Lead styphnate
- Names: Preferred IUPAC name Lead(II) 2,4,6-trinitrobenzene-1,3-bis(olate)

Identifiers
- CAS Number: 15245-44-0;
- 3D model (JSmol): Interactive image;
- ChemSpider: 55674;
- ECHA InfoCard: 100.035.703
- EC Number: 239-290-0;
- PubChem CID: 61789;
- UNII: 0T8SE91KOP^{ [CAS]};
- UN number: 0130
- CompTox Dashboard (EPA): DTXSID10890757 ;

Properties
- Chemical formula: C_{6}HN_{3}O_{8}Pb
- Molar mass: 450.288 g/mol
- Density: 3.06 to 3.1 g cm^{−3}

Explosive data
- Shock sensitivity: High
- Friction sensitivity: High
- Detonation velocity: 5200 m/s
- Hazards: GHS labelling:
- Pictograms: GHS01: Explosive GHS07: Exclamation mark GHS08: Health hazard
- Signal word: Danger
- Hazard statements: H200, H302, H332, H360Df, H373, H410
- NFPA 704 (fire diamond): 4 0 3
- Autoignition temperature: 330 °C (626 °F; 603 K)
- Safety data sheet (SDS): Oxford MSDS

= Lead styphnate =

Lead styphnate (lead 2,4,6-trinitroresorcinate, C_{6}HN_{3}O_{8}Pb), whose name is derived from styphnic acid, is an explosive used as a component in primer and detonator mixtures for less sensitive secondary explosives. Lead styphnate is only slightly soluble in water and methanol. Samples of lead styphnate vary in color from yellow to gold, orange, reddish-brown, to brown. Lead styphnate is known in various polymorphs, hydrates, and basic salts. Normal lead styphnate monohydrate, monobasic lead styphnate, tribasic lead styphnate dihydrate, and pentabasic lead styphnate dehydrate as well as α, β polymorphs of lead styphnate exist.

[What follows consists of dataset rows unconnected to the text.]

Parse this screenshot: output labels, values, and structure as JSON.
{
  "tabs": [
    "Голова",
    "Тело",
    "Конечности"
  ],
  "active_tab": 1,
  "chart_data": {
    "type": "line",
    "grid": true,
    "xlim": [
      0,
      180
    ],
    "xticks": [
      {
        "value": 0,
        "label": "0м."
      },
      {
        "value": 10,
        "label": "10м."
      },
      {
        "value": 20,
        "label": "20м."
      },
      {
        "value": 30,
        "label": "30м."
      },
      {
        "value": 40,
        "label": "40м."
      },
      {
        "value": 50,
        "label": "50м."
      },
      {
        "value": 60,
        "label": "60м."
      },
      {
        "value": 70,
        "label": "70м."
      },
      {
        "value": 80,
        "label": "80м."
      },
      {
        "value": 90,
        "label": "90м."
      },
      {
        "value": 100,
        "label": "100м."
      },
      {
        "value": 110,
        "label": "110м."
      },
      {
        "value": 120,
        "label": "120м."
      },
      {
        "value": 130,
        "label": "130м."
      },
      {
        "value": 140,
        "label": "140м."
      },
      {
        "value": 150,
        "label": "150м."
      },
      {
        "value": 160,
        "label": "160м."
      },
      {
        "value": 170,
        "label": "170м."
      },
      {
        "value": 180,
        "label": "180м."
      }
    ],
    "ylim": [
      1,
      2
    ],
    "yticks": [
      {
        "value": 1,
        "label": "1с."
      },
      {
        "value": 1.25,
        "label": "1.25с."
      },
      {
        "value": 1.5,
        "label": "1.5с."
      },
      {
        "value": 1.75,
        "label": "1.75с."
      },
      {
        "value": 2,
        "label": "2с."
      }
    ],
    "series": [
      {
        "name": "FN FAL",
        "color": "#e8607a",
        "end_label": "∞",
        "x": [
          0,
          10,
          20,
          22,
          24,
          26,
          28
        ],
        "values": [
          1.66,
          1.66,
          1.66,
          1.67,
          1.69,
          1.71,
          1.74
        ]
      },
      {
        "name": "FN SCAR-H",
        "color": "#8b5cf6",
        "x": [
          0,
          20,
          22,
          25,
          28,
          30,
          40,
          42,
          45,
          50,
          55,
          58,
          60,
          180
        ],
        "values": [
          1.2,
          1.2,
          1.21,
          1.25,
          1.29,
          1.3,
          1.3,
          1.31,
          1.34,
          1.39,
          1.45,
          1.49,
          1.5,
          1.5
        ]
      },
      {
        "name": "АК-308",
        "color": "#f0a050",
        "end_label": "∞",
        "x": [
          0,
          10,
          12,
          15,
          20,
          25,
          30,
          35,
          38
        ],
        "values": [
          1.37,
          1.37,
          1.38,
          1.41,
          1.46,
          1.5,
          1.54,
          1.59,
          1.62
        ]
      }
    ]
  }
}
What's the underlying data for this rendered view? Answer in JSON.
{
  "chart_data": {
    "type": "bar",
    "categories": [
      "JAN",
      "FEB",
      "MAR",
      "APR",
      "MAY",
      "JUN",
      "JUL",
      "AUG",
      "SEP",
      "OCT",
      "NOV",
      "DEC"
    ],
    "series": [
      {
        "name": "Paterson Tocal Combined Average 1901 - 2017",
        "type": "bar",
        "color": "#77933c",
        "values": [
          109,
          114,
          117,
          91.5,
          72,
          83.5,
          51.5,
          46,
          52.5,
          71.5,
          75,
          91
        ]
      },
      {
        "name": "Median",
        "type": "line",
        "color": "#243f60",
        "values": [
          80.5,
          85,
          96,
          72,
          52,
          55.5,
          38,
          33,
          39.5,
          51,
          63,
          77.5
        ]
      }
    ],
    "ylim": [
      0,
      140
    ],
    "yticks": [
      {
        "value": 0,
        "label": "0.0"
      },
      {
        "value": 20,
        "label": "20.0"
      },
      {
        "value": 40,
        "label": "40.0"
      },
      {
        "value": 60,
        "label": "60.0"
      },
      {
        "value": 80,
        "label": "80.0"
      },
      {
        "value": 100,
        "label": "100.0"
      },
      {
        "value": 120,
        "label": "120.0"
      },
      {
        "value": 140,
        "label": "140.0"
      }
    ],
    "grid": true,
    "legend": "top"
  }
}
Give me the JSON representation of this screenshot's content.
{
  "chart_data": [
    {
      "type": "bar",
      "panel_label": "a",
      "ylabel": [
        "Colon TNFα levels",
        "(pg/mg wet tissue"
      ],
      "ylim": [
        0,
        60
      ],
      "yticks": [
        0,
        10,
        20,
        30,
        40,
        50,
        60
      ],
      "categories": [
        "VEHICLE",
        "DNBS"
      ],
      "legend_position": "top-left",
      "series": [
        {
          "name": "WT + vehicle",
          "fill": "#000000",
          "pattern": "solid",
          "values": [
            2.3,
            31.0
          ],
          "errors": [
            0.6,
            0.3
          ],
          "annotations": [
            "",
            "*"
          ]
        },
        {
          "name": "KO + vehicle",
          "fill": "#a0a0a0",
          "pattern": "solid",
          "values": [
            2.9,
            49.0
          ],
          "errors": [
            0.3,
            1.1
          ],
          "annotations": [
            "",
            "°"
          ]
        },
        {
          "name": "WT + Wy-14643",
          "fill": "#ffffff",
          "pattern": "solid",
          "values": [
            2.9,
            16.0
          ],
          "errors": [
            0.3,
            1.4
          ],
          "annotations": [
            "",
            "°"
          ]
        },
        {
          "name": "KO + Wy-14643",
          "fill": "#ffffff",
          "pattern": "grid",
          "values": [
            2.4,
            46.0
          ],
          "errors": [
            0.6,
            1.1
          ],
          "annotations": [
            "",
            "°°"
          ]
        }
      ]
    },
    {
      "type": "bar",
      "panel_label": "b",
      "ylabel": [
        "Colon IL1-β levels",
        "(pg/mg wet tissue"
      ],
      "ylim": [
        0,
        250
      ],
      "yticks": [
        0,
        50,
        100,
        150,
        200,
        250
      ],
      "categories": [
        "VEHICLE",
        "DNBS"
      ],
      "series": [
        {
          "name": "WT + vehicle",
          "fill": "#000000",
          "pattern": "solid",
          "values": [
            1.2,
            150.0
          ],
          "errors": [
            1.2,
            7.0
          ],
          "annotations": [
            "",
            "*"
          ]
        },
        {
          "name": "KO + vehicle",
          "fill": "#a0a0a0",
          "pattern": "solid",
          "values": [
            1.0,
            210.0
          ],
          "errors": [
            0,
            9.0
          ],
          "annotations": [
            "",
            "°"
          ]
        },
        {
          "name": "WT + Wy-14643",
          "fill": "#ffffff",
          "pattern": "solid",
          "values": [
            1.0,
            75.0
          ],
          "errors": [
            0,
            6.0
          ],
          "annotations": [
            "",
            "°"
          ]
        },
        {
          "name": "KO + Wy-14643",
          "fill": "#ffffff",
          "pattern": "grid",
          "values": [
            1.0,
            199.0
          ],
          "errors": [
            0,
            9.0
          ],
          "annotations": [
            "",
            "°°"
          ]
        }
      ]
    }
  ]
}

Lead styphnate forms six-sided crystals of the monohydrate and small rectangular crystals. Lead styphnate is particularly sensitive to fire and the discharge of static electricity. Long thin crystals are particularly sensitive. Lead styphnate does not react with other metals and is less sensitive to shock and friction than mercury fulminate or lead azide. It is stable in storage, even at elevated temperatures. As with other lead-containing compounds, lead styphnate is toxic owing to heavy metal poisoning.

==Preparation==
Lead styphnate (or, as it was then called, trinitro-orcinate) was discovered along with many other trinitroresorcinate salts by British chemist John Stenhouse in 1871, the synthesis route involving action of trinitroresorcinol on lead acetate.

In 1919, Austrian chemist Edmund von Herz first established a preparation of anhydrous normal lead styphnate by the reaction of magnesium styphnate with lead acetate in the presence of nitric acid.

{C_{6}N_{3}O_{8}}MgH_{2}O + Pb(CH_{3}CO_{2})_{2} → {C_{6}N_{3}O_{8}}PbH_{2}O + Mg(CH_{3}CO_{2})_{2}

==Structure==
Normal lead styphnate exists as α and β polymorphs, both being monoclinic crystals. The lead centres are seven-coordinate and are bridged via oxygen bridges. The water molecule is coordinated to the metal and is also hydrogen-bonded to the anion. Many of the Pb-O distances are short, indicating some degree of covalency. The styphnate ions lie in approximately parallel
planes linked by Pb atoms.

==Properties==
Lead styphnate's heat of formation is −835 kJ mol^{−1}. The loss of water leads to the formation of a sensitive anhydrous material with a density of 2.9 g cm^{−3}. The variation of colors remains unexplained. Lead styphnate has a detonation velocity of 5.2 km/s and an explosion temperature of 265–280 °C after five seconds.

==Applications==
Lead styphnate is mainly used in small arms ammunition for military and commercial applications. It serves as a primary explosive used in firearms primers, which will ignite upon a simple impact. It is similarly used in blank cartridges for powder-actuated nail guns. Lead styphnate is also used as primer in microthrusters for small satellite stationkeeping.
In order to replace traditional mercury fulminate in cap compositions, lead styphnate is sensitised by the addition of a small quantity of tetrazine. Typical cap compositions would also contain scintillating compounds like antimony sulphide and calcum silicide.